Useing the tunes hyperparameters in `06-Overfitted_decision_tree.ipynb`, I obtained about 96% accuracy, but here each tree reached lower accuracy score. This is because here I only used 100 samples for trainig, but previously I used 10_000 samples. <br>
Let's use _majority-vote_ for the prediction to see if it can imporve the accuracy score.

In [26]:
y_pred = np.empty(shape=[n_sets, len(X_test)], dtype=np.uint8) # "dtype" doesn't need to be float, there are only two classes 0 and 1
print(y_pred.shape)

for i in range(n_sets):
    y_pred[i] = forest[i].predict(X_test)



(1000, 2000)


In [32]:
from scipy.stats import mode

mode(y_pred, axis=0)

ModeResult(mode=array([1, 1, 0, ..., 0, 0, 0]), count=array([948, 909, 962, ..., 910, 992, 598]))

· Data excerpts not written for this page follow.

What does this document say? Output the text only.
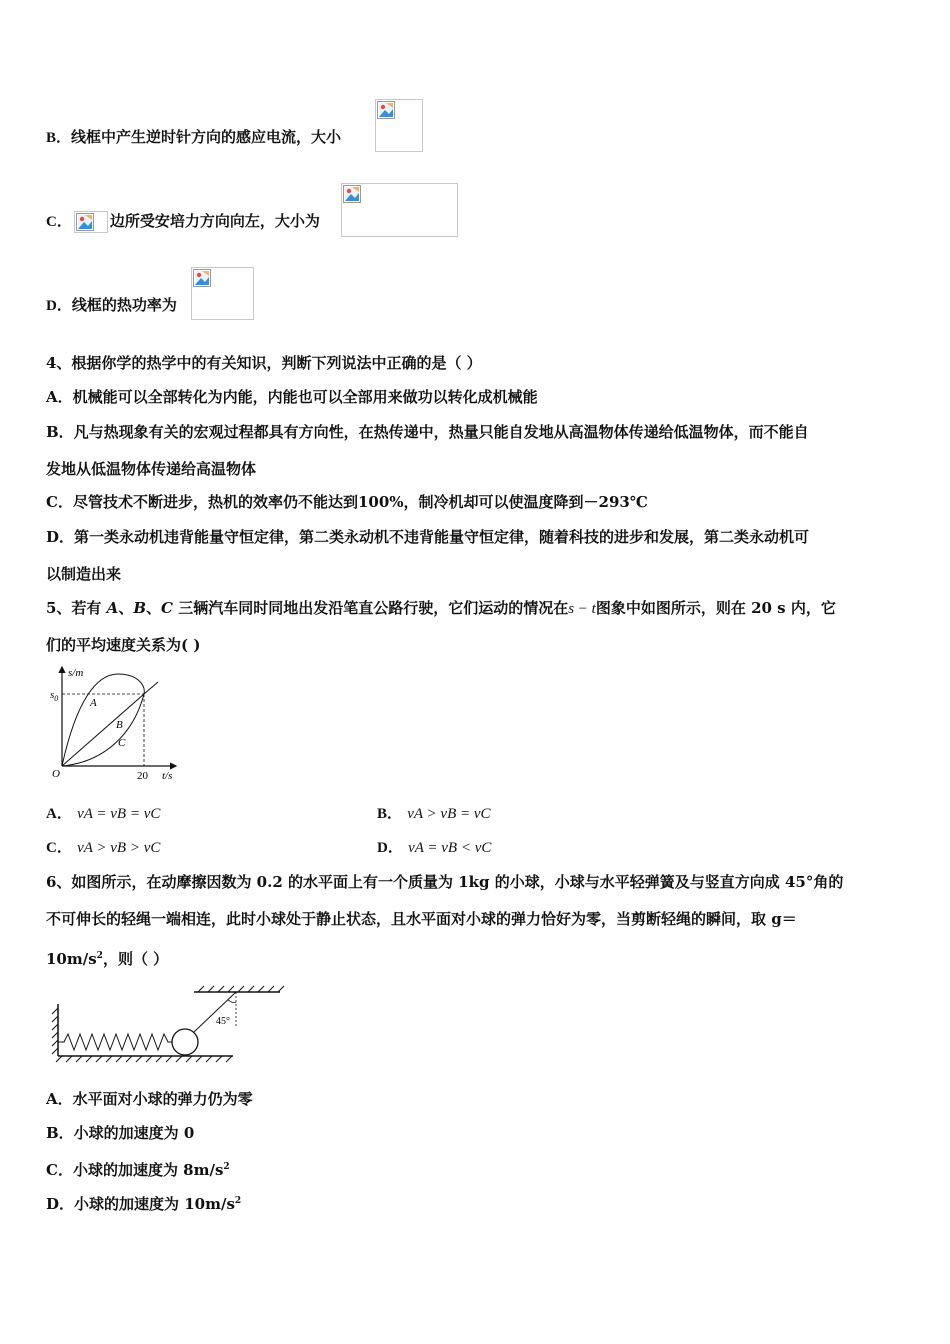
B．线框中产生逆时针方向的感应电流，大小
C．	边所受安培力方向向左，大小为
D．线框的热功率为
4、根据你学的热学中的有关知识，判断下列说法中正确的是（ ）
A．机械能可以全部转化为内能，内能也可以全部用来做功以转化成机械能
B．凡与热现象有关的宏观过程都具有方向性，在热传递中，热量只能自发地从高温物体传递给低温物体，而不能自
发地从低温物体传递给高温物体
C．尽管技术不断进步，热机的效率仍不能达到100%，制冷机却可以使温度降到－293℃
D．第一类永动机违背能量守恒定律，第二类永动机不违背能量守恒定律，随着科技的进步和发展，第二类永动机可
以制造出来
5、若有 A、B、C 三辆汽车同时同地出发沿笔直公路行驶，它们运动的情况在s − t图象中如图所示，则在 20 s 内，它
们的平均速度关系为( )
s/m
t/s
O
$s_0$
20
A
B
C
A． vA = vB = vC	B． vA > vB = vC
C． vA > vB > vC	D． vA = vB < vC
6、如图所示，在动摩擦因数为 0.2 的水平面上有一个质量为 1kg 的小球，小球与水平轻弹簧及与竖直方向成 45°角的
不可伸长的轻绳一端相连，此时小球处于静止状态，且水平面对小球的弹力恰好为零，当剪断轻绳的瞬间，取 g＝
$10m/s^2$，则（ ）
45°
A．水平面对小球的弹力仍为零
B．小球的加速度为 0
C．小球的加速度为 $8m/s^2$
D．小球的加速度为 $10m/s^2$
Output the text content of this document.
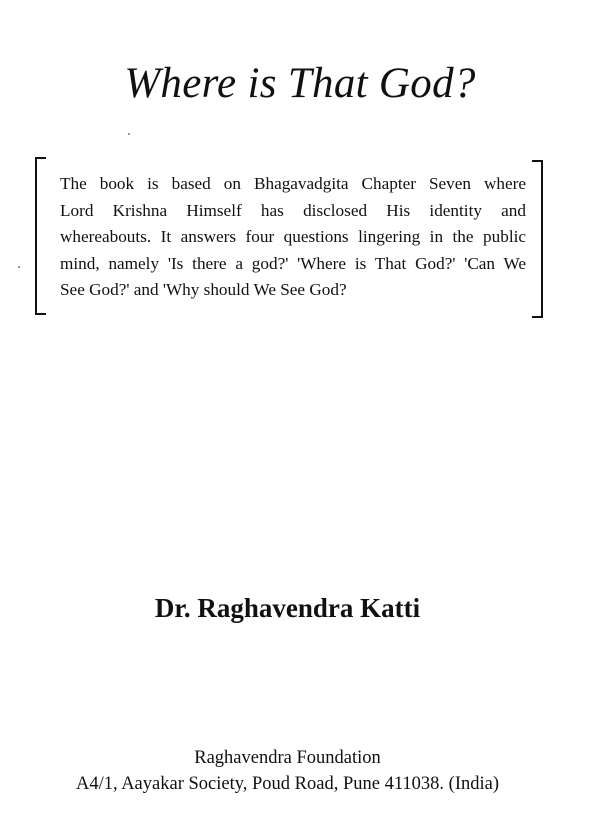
Where is That God?

The book is based on Bhagavadgita Chapter Seven where
Lord Krishna Himself has disclosed His identity and
whereabouts. It answers four questions lingering in the public
mind, namely 'Is there a god?' 'Where is That God?' 'Can We
See God?' and 'Why should We See God?

Dr. Raghavendra Katti
Raghavendra Foundation
A4/1, Aayakar Society, Poud Road, Pune 411038. (India)
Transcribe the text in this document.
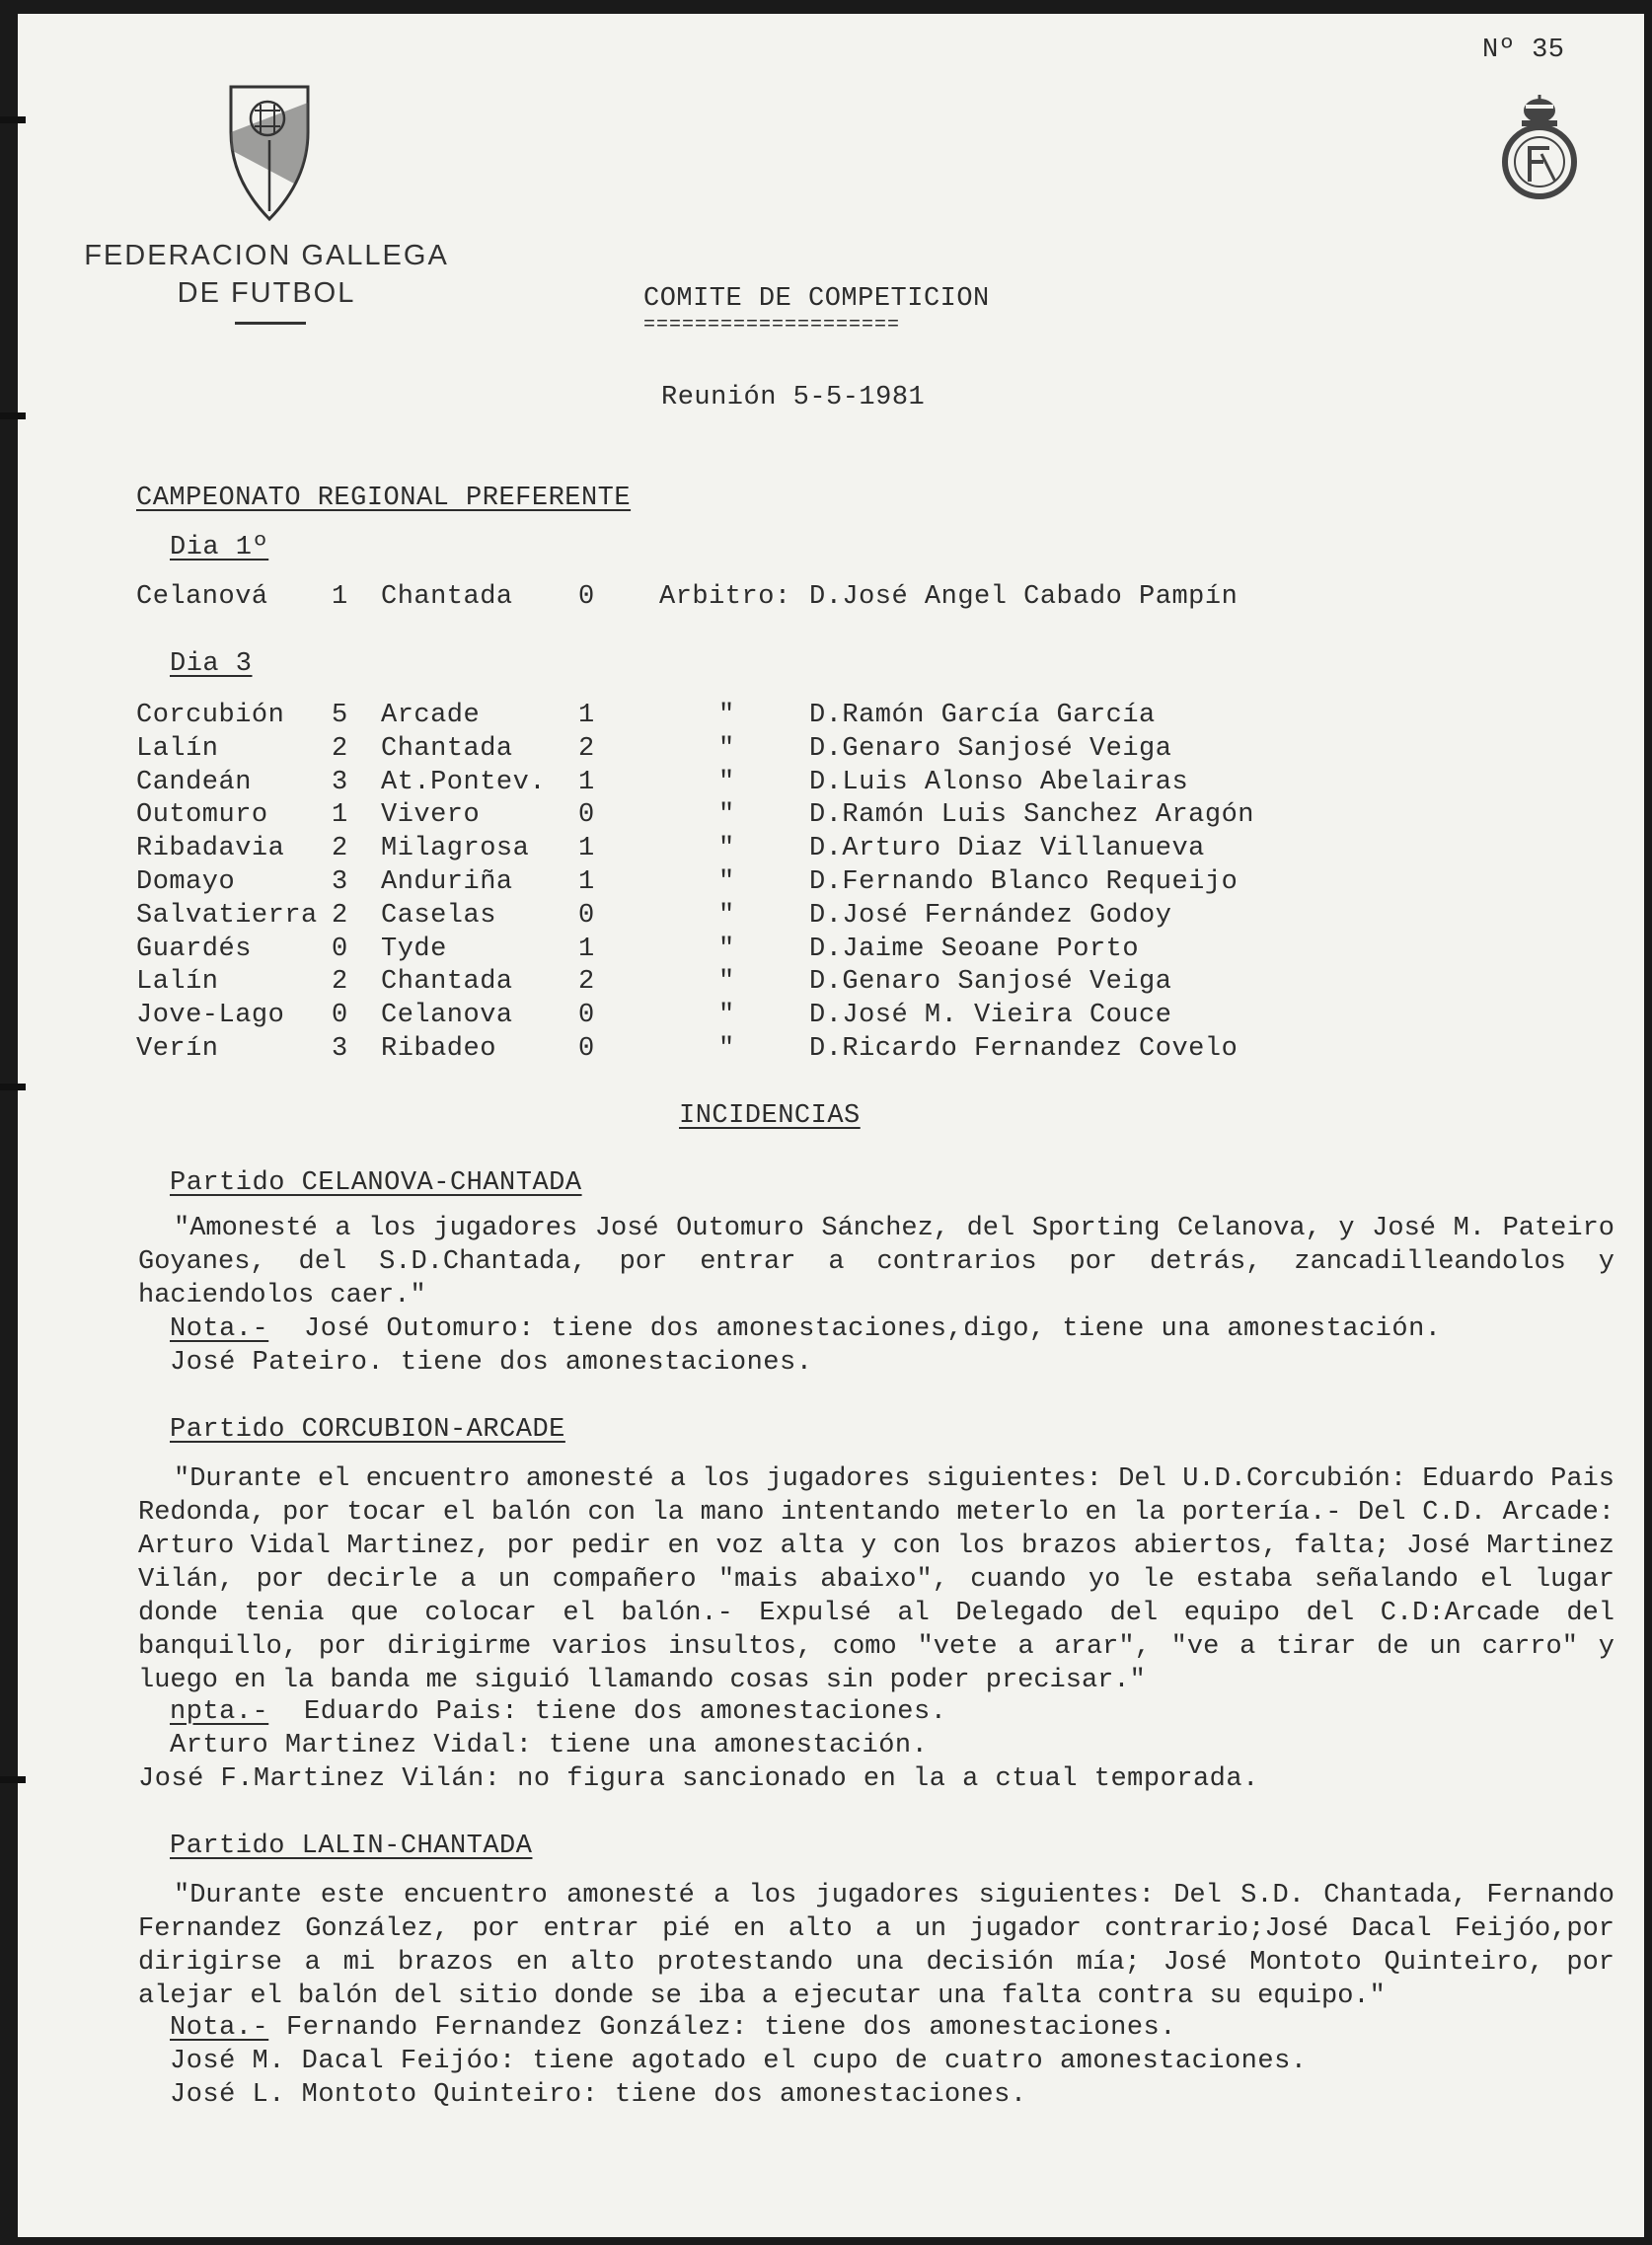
Nº 35
FEDERACION GALLEGA
DE FUTBOL	COMITE DE COMPETICION
====================
Reunión 5-5-1981
CAMPEONATO REGIONAL PREFERENTE
Dia 1º
Celanová 1 Chantada 0 Arbitro: D.José Angel Cabado Pampín
Dia 3
Corcubión 5 Arcade	1	"	D.Ramón García García
Lalín	2 Chantada 2	"	D.Genaro Sanjosé Veiga
Candeán	3 At.Pontev. 1	"	D.Luis Alonso Abelairas
Outomuro 1 Vivero	0	"	D.Ramón Luis Sanchez Aragón
Ribadavia 2 Milagrosa 1	"	D.Arturo Diaz Villanueva
Domayo	3 Anduriña 1	"	D.Fernando Blanco Requeijo
Salvatierra 2 Caselas	0	"	D.José Fernández Godoy
Guardés	0 Tyde	1	"	D.Jaime Seoane Porto
Lalín	2 Chantada 2	"	D.Genaro Sanjosé Veiga
Jove-Lago 0 Celanova 0	"	D.José M. Vieira Couce
Verín	3 Ribadeo	0	"	D.Ricardo Fernandez Covelo
INCIDENCIAS
Partido CELANOVA-CHANTADA

"Amonesté a los jugadores José Outomuro Sánchez, del Sporting Celanova, y José M. Pateiro Goyanes, del S.D.Chantada, por entrar a contrarios por detrás, zancadilleandolos y haciendolos caer."

Nota.- José Outomuro: tiene dos amonestaciones,digo, tiene una amonestación.
José Pateiro. tiene dos amonestaciones.
Partido CORCUBION-ARCADE

"Durante el encuentro amonesté a los jugadores siguientes: Del U.D.Corcubión: Eduardo Pais Redonda, por tocar el balón con la mano intentando meterlo en la portería.- Del C.D. Arcade: Arturo Vidal Martinez, por pedir en voz alta y con los brazos abiertos, falta; José Martinez Vilán, por decirle a un compañero "mais abaixo", cuando yo le estaba señalando el lugar donde tenia que colocar el balón.- Expulsé al Delegado del equipo del C.D:Arcade del banquillo, por dirigirme varios insultos, como "vete a arar", "ve a tirar de un carro" y luego en la banda me siguió llamando cosas sin poder precisar."

npta.- Eduardo Pais: tiene dos amonestaciones.
Arturo Martinez Vidal: tiene una amonestación.
José F.Martinez Vilán: no figura sancionado en la a ctual temporada.
Partido LALIN-CHANTADA

"Durante este encuentro amonesté a los jugadores siguientes: Del S.D. Chantada, Fernando Fernandez González, por entrar pié en alto a un jugador contrario;José Dacal Feijóo,por dirigirse a mi brazos en alto protestando una decisión mía; José Montoto Quinteiro, por alejar el balón del sitio donde se iba a ejecutar una falta contra su equipo."

Nota.- Fernando Fernandez González: tiene dos amonestaciones.
José M. Dacal Feijóo: tiene agotado el cupo de cuatro amonestaciones.
José L. Montoto Quinteiro: tiene dos amonestaciones.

Using `mode` returns two arrays, mode and count. "_mode_" array contains the majority-vote and "_count_" array contains the count of the majority-vote for each sample in the test set `X_test` becasue I ran it on `axis=0`.<br>
Now, let's compute the accuracy score.

In [36]:

y_pred_majority_votes = mode(y_pred, axis=0)[0] # shape (2000,)

print(f"Accuracy score: {accuracy_score(y_test, mode(y_pred, axis=0)[0])}")

Accuracy score: 0.872


the accuracy score increased from 0.802 to 0.872 (~8% improvement).